Una vez más, una ola de conmoción recorrió al público.
Kiley contuvo una sonrisa y posó su mirada en Maia con un atisbo de simpatía que apenas ocultaba su diversión.
¿Era eso realmente todo lo que Maia era capaz de hacer? ¿Su fuerza e intelecto, que antes se consideraban inigualables, no habían servido para nada más que para esto? ¿O tal vez nunca había imaginado que la red de mentiras que había tejido con tanto cuidado se desmoronaría algún día ante todos?
Durante años, el mundo vio a Maia a través de una gran ilusión. Llevaba todos los títulos con elegancia: compositora, diseñadora de moda, pintora, prodigio, heroína y la mujer admirada por el escurridizo Sr. M.
Pero la máscara nunca estaba destinada a durar. Kiley nunca había confiado en tanta perfección. La primera vez que oyó hablar de la larga lista de talentos de Maia, ya sospechó que todo lo relacionado con ella era una puesta en escena. A sus ojos, Maia no era más que una marioneta que actuaba para unos amos invisibles. Kiley creía que esos mismos amos tenían sus ojos puestos en algo mucho más grande: todo el Grupo Cooper.

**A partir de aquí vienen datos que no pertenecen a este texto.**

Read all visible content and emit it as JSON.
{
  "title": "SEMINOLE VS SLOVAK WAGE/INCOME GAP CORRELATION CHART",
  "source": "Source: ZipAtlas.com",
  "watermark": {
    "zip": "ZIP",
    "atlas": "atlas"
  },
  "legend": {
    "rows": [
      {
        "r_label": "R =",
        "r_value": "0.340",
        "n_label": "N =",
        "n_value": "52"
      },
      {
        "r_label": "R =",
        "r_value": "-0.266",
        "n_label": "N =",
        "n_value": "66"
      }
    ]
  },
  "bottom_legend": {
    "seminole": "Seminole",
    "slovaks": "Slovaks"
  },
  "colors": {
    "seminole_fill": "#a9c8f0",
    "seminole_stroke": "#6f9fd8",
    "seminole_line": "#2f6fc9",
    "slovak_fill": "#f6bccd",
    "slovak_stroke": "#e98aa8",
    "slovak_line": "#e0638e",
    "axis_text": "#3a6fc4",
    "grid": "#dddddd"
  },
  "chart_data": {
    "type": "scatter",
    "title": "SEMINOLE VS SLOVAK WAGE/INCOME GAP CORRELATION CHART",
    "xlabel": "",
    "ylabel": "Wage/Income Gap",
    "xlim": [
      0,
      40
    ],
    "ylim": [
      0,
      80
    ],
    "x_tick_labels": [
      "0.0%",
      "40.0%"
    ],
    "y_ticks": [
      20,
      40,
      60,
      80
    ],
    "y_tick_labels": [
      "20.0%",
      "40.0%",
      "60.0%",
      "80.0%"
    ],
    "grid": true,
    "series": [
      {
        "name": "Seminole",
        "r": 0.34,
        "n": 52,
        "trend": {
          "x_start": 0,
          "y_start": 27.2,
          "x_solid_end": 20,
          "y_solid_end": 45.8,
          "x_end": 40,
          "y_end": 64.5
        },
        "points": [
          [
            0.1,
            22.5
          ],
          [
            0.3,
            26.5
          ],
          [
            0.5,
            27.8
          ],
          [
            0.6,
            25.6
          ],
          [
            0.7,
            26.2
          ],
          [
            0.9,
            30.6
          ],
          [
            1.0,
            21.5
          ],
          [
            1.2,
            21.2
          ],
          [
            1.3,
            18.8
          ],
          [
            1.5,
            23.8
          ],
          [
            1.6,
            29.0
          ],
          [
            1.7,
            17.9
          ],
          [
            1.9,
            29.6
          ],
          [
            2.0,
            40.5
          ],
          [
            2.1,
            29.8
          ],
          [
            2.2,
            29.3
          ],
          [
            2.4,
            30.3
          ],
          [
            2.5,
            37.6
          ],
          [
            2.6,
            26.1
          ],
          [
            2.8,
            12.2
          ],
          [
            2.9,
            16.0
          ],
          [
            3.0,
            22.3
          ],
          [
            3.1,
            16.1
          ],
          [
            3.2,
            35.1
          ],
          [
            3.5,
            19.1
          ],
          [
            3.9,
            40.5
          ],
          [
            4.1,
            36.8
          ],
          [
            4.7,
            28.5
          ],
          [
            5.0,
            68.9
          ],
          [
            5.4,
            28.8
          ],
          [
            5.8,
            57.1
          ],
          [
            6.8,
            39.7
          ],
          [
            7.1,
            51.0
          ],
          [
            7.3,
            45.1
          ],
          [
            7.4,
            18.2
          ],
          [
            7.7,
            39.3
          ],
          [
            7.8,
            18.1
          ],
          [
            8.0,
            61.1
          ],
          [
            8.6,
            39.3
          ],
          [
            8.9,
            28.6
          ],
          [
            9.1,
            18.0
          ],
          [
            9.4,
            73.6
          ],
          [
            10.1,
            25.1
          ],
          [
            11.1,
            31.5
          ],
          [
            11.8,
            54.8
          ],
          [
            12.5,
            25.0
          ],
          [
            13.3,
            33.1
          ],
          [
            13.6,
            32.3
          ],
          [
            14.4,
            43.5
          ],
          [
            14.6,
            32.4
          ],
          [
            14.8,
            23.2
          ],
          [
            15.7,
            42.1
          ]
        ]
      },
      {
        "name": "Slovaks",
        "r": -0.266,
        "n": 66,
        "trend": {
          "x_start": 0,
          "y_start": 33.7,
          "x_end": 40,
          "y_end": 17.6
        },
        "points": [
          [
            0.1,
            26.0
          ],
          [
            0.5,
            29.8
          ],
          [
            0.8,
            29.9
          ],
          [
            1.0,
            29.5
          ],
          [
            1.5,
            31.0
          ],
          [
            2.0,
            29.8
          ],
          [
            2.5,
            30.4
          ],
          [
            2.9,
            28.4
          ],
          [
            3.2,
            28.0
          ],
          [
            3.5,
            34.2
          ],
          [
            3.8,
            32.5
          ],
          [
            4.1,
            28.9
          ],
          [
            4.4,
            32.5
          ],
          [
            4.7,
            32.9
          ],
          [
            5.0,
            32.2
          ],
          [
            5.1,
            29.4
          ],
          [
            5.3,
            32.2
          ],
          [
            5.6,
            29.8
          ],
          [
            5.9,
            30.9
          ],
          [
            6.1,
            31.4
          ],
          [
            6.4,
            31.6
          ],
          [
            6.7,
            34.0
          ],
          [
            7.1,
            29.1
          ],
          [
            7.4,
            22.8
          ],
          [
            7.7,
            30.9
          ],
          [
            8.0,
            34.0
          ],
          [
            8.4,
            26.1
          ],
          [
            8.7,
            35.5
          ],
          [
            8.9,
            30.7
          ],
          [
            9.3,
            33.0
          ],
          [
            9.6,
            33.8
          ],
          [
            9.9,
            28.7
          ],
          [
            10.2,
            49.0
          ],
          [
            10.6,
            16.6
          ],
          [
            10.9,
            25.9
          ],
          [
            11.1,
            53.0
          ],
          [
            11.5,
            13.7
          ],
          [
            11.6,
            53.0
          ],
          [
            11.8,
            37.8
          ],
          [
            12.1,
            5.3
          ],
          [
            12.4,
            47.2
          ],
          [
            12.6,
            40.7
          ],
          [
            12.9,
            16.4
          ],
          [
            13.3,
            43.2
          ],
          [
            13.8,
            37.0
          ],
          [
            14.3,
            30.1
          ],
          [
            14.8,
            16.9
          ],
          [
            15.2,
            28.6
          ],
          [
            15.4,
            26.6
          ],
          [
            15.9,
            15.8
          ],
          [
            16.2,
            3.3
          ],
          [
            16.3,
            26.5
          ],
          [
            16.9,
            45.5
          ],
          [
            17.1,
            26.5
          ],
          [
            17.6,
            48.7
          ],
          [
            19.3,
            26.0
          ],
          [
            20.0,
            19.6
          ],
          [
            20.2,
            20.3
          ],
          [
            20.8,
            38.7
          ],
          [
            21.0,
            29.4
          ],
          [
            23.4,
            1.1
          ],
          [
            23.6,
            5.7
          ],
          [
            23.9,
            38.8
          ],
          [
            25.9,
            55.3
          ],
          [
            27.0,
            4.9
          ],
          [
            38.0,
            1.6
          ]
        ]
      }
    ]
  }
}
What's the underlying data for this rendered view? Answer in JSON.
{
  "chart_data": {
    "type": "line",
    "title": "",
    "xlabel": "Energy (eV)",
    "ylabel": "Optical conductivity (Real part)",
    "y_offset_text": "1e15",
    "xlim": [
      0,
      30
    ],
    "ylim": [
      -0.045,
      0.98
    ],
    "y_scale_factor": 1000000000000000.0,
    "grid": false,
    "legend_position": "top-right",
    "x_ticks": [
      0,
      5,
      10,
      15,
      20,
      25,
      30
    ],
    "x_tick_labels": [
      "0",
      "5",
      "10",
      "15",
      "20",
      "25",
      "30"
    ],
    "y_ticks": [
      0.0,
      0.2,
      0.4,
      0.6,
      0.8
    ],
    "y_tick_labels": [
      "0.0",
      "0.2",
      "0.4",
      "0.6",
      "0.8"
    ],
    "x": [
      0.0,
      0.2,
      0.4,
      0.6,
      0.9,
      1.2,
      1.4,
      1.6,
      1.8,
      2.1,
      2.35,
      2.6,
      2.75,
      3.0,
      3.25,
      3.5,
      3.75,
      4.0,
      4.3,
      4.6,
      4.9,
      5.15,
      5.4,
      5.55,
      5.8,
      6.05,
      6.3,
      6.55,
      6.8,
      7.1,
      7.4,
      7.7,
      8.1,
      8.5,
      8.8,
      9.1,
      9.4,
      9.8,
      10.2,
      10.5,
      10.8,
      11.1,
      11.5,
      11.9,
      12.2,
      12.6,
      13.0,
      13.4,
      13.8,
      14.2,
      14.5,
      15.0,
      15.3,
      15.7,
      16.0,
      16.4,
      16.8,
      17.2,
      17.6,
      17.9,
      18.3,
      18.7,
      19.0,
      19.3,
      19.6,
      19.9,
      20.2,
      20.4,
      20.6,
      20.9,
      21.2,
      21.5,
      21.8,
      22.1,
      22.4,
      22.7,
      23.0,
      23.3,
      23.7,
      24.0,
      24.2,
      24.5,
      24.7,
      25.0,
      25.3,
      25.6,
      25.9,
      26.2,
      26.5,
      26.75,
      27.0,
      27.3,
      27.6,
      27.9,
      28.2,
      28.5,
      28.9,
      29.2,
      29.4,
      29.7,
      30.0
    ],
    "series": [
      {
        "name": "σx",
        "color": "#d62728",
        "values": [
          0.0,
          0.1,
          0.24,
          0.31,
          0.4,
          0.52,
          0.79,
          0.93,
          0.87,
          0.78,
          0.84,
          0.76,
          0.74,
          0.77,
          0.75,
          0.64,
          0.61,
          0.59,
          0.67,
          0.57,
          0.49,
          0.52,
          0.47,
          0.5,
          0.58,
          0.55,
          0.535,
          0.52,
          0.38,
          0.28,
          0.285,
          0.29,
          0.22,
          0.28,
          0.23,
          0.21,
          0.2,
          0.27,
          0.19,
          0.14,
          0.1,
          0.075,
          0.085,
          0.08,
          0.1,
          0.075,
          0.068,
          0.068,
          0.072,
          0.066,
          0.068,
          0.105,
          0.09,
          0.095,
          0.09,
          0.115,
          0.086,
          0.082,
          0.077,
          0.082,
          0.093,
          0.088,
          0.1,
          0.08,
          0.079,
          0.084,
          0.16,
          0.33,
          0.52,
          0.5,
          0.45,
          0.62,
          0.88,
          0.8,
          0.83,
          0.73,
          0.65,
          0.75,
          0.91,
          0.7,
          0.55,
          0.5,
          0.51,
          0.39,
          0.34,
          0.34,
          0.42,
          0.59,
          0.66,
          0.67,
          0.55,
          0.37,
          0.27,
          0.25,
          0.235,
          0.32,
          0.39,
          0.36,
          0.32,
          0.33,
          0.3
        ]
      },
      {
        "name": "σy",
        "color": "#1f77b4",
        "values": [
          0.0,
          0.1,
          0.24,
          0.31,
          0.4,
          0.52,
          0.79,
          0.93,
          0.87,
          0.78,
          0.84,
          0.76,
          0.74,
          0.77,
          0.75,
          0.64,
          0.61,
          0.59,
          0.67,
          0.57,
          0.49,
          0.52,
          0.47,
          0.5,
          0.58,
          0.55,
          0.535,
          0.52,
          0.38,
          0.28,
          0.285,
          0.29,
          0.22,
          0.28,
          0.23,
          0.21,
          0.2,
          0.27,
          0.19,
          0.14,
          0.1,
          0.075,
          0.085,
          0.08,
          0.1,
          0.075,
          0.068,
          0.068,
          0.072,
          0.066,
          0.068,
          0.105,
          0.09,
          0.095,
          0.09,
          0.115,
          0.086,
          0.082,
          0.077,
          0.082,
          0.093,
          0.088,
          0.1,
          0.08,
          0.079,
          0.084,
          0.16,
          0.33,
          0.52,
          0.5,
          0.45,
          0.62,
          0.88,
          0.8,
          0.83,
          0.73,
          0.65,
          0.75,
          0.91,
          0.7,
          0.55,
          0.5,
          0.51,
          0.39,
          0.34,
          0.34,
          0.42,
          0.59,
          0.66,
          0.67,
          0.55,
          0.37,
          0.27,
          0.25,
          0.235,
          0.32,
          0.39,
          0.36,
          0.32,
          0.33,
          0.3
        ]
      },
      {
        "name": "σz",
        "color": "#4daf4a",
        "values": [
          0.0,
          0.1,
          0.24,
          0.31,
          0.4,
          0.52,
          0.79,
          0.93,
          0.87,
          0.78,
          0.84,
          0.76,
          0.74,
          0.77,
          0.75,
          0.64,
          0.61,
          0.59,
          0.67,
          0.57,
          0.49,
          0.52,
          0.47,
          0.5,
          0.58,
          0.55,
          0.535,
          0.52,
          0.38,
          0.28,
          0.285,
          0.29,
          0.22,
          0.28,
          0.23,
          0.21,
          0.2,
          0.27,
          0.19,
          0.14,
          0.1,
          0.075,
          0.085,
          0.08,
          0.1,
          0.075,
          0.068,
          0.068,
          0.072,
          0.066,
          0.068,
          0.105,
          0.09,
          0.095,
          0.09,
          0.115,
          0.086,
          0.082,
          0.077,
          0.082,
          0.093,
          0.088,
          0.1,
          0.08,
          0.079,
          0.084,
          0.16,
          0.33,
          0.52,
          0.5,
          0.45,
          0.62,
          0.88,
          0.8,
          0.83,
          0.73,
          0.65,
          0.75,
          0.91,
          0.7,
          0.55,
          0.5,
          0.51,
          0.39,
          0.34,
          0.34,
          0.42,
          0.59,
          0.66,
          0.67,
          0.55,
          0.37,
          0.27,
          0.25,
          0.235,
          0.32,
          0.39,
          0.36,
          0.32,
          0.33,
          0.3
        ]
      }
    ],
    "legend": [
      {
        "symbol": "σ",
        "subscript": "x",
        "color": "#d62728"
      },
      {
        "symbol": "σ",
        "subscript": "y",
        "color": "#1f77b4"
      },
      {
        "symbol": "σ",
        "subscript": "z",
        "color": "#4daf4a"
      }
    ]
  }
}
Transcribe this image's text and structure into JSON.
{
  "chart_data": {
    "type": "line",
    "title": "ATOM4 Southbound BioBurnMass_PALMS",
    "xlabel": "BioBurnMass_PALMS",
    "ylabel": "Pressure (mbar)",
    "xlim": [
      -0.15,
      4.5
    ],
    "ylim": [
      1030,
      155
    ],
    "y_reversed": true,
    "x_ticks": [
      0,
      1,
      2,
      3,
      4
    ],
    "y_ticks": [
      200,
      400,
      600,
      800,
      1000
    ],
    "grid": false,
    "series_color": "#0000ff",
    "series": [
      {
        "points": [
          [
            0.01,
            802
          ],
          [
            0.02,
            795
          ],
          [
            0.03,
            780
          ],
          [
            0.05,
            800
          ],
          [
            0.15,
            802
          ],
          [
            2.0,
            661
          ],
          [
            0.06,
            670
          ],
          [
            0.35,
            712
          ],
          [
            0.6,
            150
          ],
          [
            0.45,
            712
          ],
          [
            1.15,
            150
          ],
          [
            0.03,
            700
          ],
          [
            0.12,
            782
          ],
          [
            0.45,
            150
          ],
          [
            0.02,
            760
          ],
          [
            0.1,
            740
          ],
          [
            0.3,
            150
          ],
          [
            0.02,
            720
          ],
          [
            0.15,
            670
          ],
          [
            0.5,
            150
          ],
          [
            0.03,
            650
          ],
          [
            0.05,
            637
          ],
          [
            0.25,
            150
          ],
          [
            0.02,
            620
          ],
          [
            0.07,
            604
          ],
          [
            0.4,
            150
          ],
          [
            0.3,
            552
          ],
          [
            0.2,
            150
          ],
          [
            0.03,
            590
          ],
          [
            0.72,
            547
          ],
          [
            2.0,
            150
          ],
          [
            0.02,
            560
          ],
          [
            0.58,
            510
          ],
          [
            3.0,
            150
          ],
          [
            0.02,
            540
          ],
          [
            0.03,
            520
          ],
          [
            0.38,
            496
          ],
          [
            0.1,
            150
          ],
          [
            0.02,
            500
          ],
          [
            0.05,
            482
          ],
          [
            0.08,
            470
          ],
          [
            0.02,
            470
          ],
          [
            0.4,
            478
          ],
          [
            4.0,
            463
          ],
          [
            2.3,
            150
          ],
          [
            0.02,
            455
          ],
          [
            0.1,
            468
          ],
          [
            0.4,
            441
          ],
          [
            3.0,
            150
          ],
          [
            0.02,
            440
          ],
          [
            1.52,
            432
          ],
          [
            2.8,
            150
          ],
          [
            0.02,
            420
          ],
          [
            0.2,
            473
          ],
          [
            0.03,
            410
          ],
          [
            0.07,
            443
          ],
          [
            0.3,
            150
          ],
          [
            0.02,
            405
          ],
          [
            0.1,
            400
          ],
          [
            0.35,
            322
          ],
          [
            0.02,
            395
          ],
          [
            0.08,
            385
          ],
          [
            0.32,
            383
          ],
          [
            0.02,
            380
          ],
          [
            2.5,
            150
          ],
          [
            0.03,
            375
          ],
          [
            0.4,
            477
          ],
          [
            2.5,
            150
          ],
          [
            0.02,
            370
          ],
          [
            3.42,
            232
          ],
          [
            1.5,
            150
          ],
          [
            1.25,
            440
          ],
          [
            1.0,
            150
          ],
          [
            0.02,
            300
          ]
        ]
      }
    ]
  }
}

Decidió que era hora de que se supiera la verdad: Maia no era un genio ni un icono, sino un simple peón movido por manos poderosas desde las sombras.
—No esperaba que estuvieras al tanto de eso —dijo Maia, con una mirada tranquila que destellaba una fría determinación—. Entonces también debes saber que Richie y yo solo nos hemos comunicado por correo electrónico.
Su tono se endureció mientras continuaba—. Si eso es cierto, deberías poder nombrar nuestras dos direcciones: la real, que pertenece a Richie, y la otra, que pertenece a Anti.
La sala estalló una vez más en el momento en que sus palabras salieron de sus labios.
—¡Increíble! ¿Maia sigue fingiendo?
—¿Verdad? ¿Cómo podría la verdadera Anti no tener ni idea de algo así? ¡Esto tiene que ser una broma de mal gusto!
—Aunque hay que reconocerle el mérito. Se está comportando como una profesional, incluso con todos mirándola.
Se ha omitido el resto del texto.